You run it as follows (using uproot-small-flat-tree.root from this repository).

spark-submit \
    --packages edu.vanderbilt.accre:laurelin:1.0.0 \
   hello-world.py -i uproot-small-flat-tree.root -t tree

If executed as is, the program prints the top 20 rows of the Int32 and Int64 columns, respectively. If you uncomment the three lines towards the end, which read the file anew, the following error is thrown:

Traceback (most recent call last):
  File "/home/muellein/git/root-playground/laurelin/python/hello-world.py", line 24, in <module>
    df.select('Int64').show()
  File "/mnt/scratch/muellein/download/spark-2.4.4-bin-hadoop2.7/python/lib/pyspark.zip/pyspark/sql/dataframe.py", line 1321, in select
  File "/mnt/scratch/muellein/download/spark-2.4.4-bin-hadoop2.7/python/lib/py4j-0.10.7-src.zip/py4j/java_gateway.py", line 1257, in __call__
  File "/mnt/scratch/muellein/download/spark-2.4.4-bin-hadoop2.7/python/lib/pyspark.zip/pyspark/sql/utils.py", line 69, in deco
pyspark.sql.utils.AnalysisException: u"cannot resolve '`Int64`' given input columns: [Int32];;\n'Project ['Int64]\n+- RelationV2 root[Int32#44] (Options: [tree=tree,path=../../testdata/small-flat-tree.root,paths=[]])\n"

It seems like something caches the restriction on a subset of the schema.

The same happens when using the library in Java.

Answer 1 · 2020-03-19T15:05:50.000Z

Hello Ingo!
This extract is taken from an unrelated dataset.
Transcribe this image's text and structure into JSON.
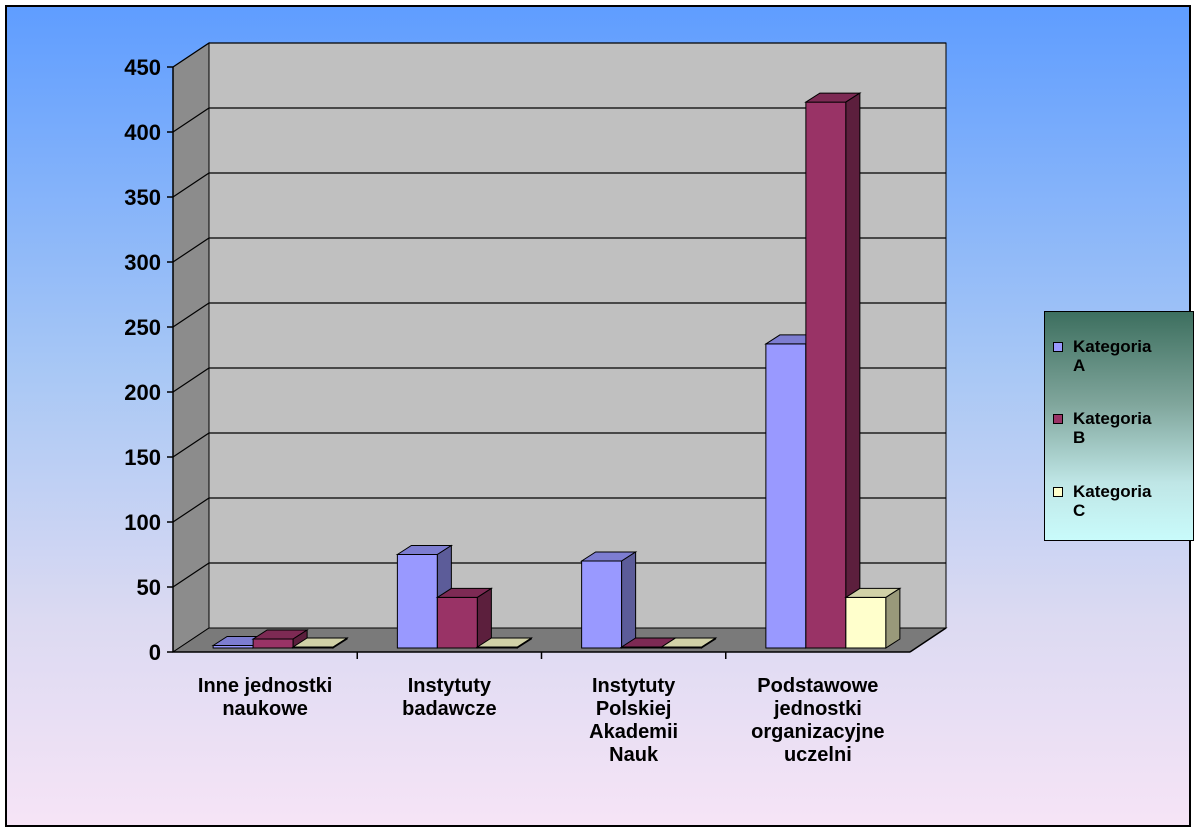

Thanks for the report -- that's definitely a bug around a cache I had built. I'll make a 1.0.1 shortly to disable that cache. By the way -- I'm quite close to finishing Spark3 support, which I'm excited about. Cheers Andrew

…

Answer 2 · 2020-03-19T15:14:19.000Z

Thanks a lot, Andrew! Very appreciated.

Answer 3 · 2020-03-20T17:23:57.000Z

I've made a 1.0.1 with a fix for this .. it should propagate to maven central in the next hour or two.

Answer 4 · 2020-03-20T18:19:52.000Z

Awesome, thanks for the quick fix!

Answer 5 · 2020-03-23T09:35:31.000Z

Wonderful, that was fast! We'll try this out.